Outside, they fell into step and started back to the Questura. Brunetti, content to have asked his question, waited for his friend to speak. A boat puttered past them, a mottled brown dog standing at the front, barking with the joy of the boat’s forward motion.

‘We shouldn’t do things like that,’ Vianello finally said.

‘Like what?’

‘Travel those distances,’ Vianello said. ‘Just to go and lie in the sand and look at the sea, I mean.’ The barking diminished, and Vianello went on. ‘If you’re a neurosurgeon and you have to go somewhere to save a life, then get on a plane and fly. But not to lie on the beach.
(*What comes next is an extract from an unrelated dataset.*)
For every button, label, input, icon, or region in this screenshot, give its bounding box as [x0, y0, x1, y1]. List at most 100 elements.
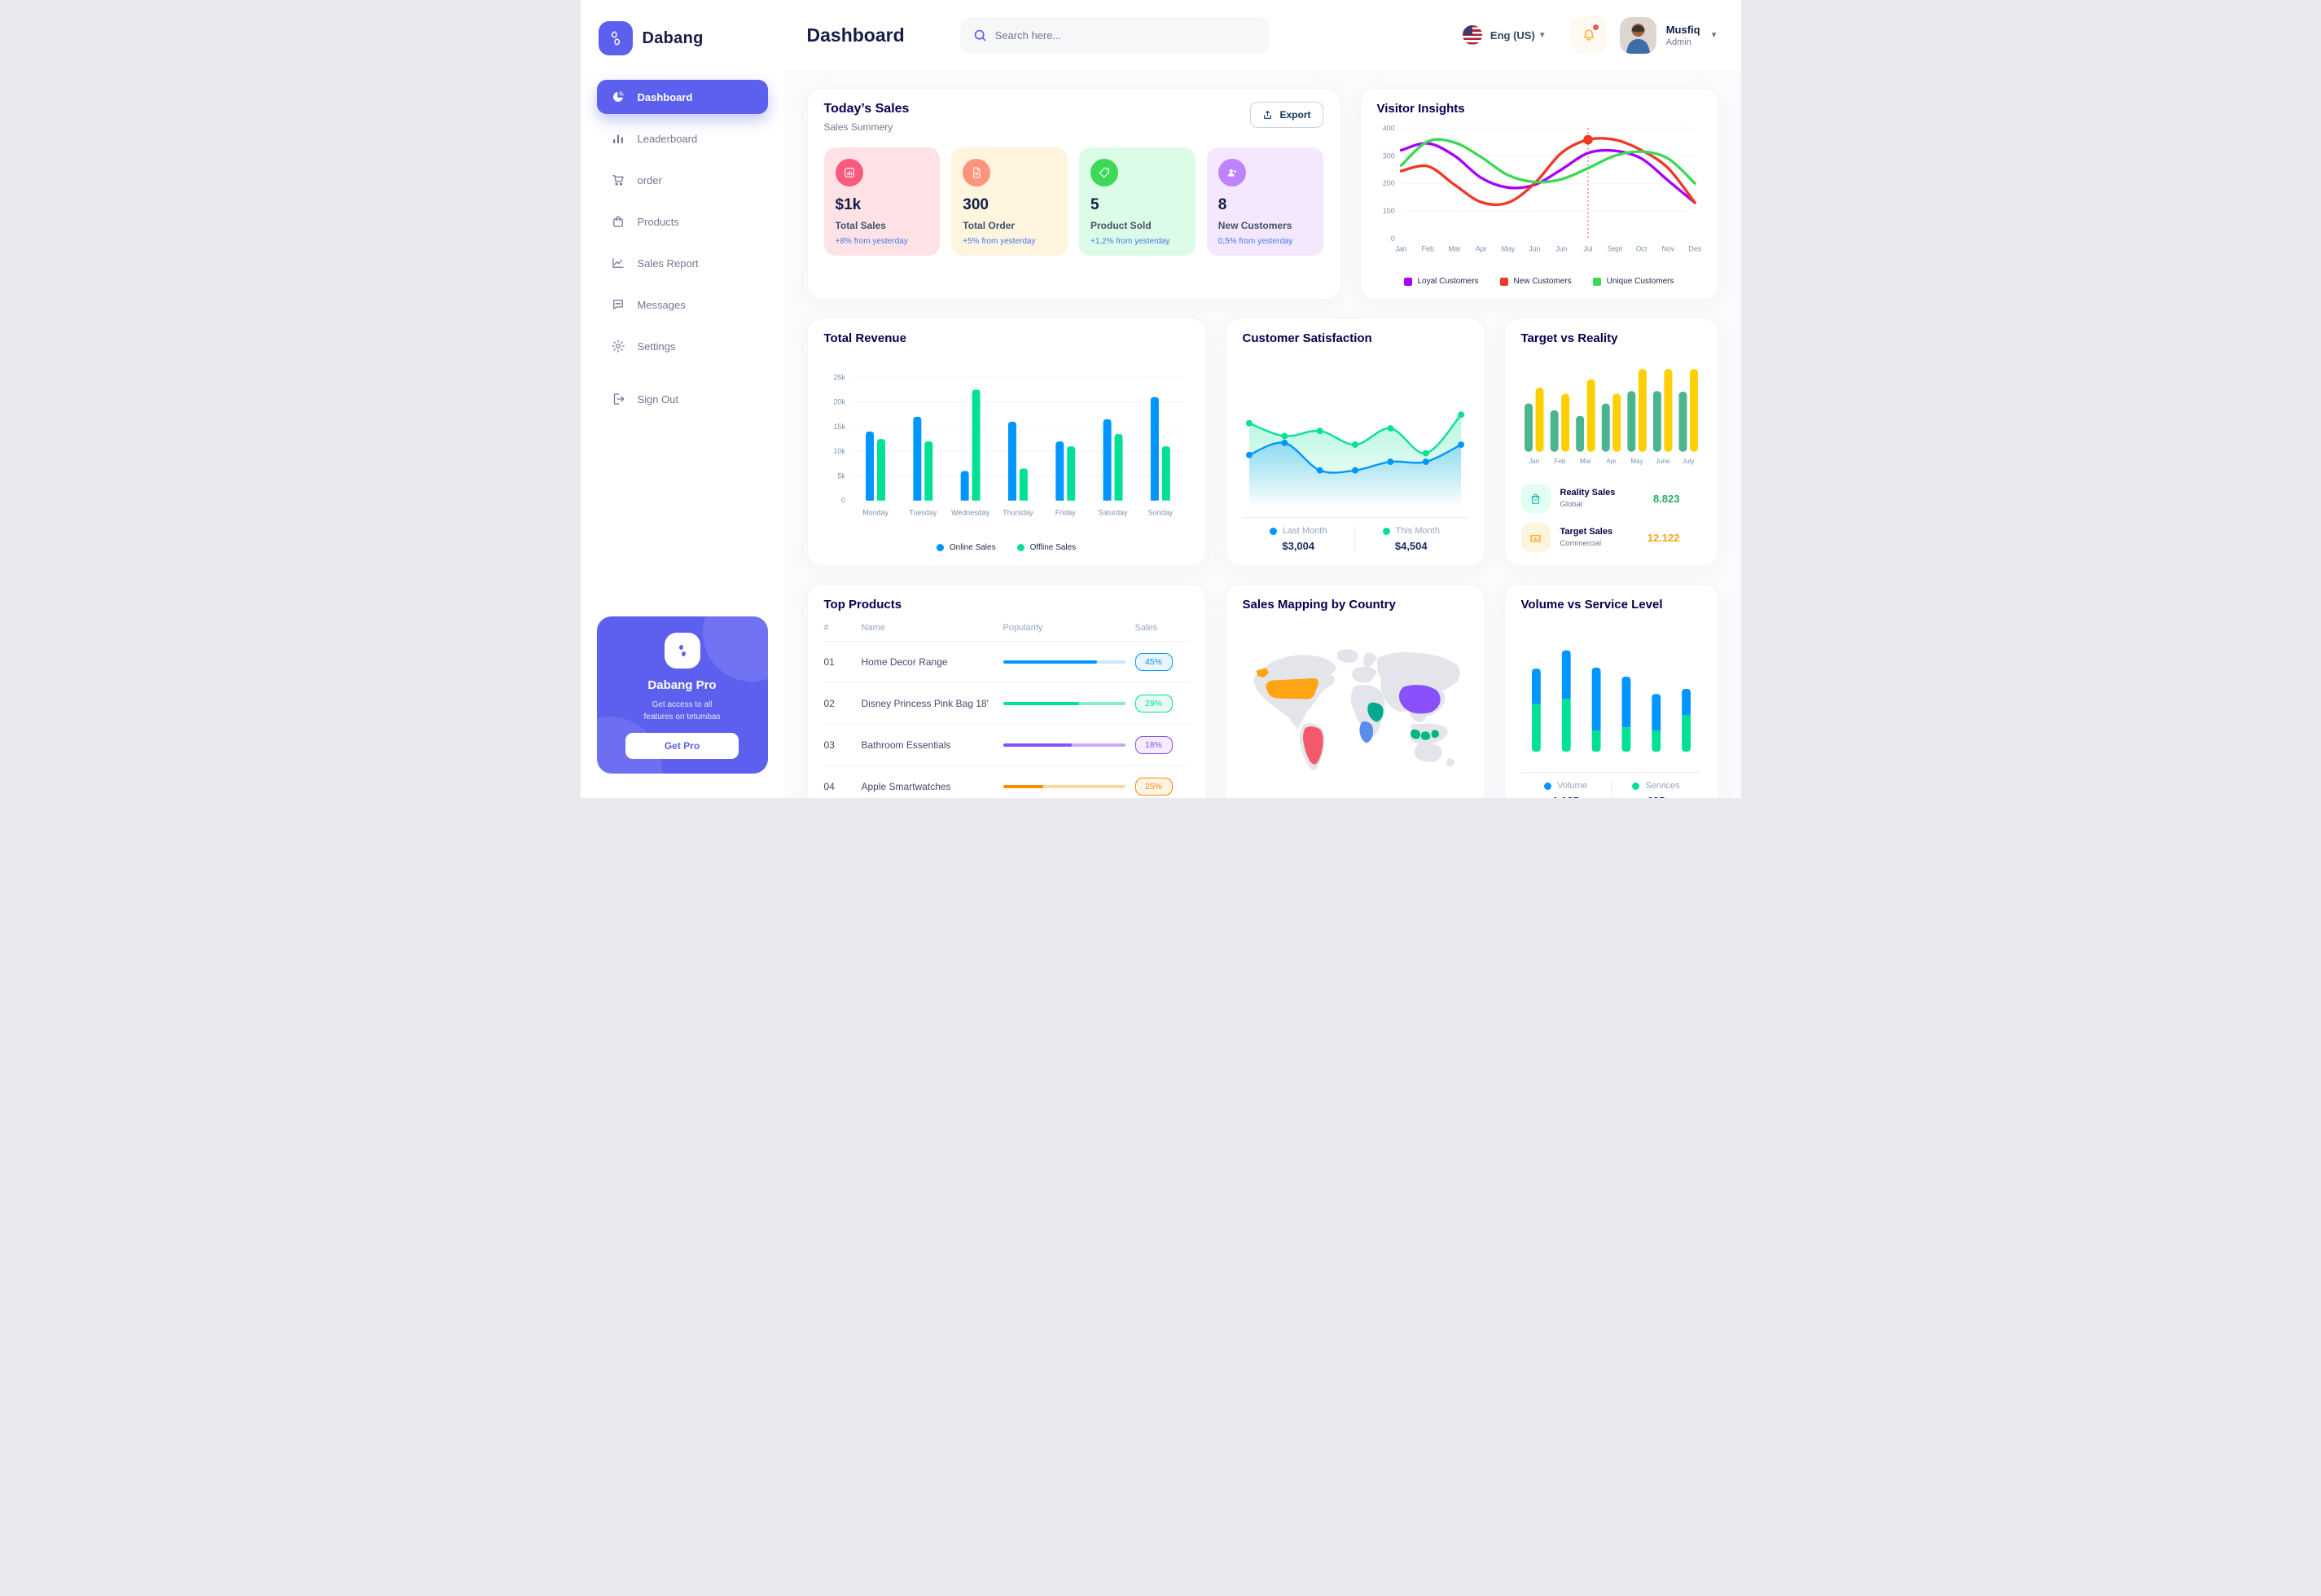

It’s not right.’ Then, happy to think of further justification, Vianello added, ‘Besides, the sun’s bad for you.’

They walked a few more steps. ‘Right in an ecological sense?’ asked Brunetti, unable to resist the impulse to take a poke at Vianello’s growing enthusiasm.

Eventually Vianello said, ‘Yes.’

Brunetti slowed down and then stopped. He rested his forearms on the metal railing beside the canal and turned back towards the leaning tower of the Greek church. Another boat entered the canal from the right, passed them, then the Questura, and went on its way.

Brunetti stood there, watching the boat approach the far turn and thinking about Vianello’s use of the word ‘right’. It was a smallish boat, and there was no appearance of cargo in it, so the man might well be going down to Castello to meet his friends for a drink and a game of cards. Like all motors, however small, this one would leave a slick of oil on the water, adding to the pollution and thus to the eventual death of the laguna . So, under Vianello’s system of judgement, would the man’s trip be condemned as not ‘right’, or was there a factor of quantity to be considered? Or, as Vianello had stated, necessity? How much could we do before it became wrong?

The priests, he remembered, had taught him and his friends that gluttony was one of the cardinal sins, but Brunetti had never known what gluttony was. More accurately, though he had grasped that it meant eating too much, he had never understood where ‘too much’ began. How could wanting a second helping of his mother’s sarde in saor be wrong? Which sardine would push him over the edge from pleasure to sin? It was this perplexity that had led the young Brunetti to the realization of how strongly the priests associated pleasure with sin, and that had put an end to that.

‘Well?’ Vianello asked when the boat had disappeared and Brunetti had still not spoken.

‘I think you should go to Umbria.’

‘And my reason for wanting to go there?’ Vianello asked.

‘It’s a perfectly legitimate one,’ Brunetti answered and, pushing himself back from the railing, headed towards the Questura.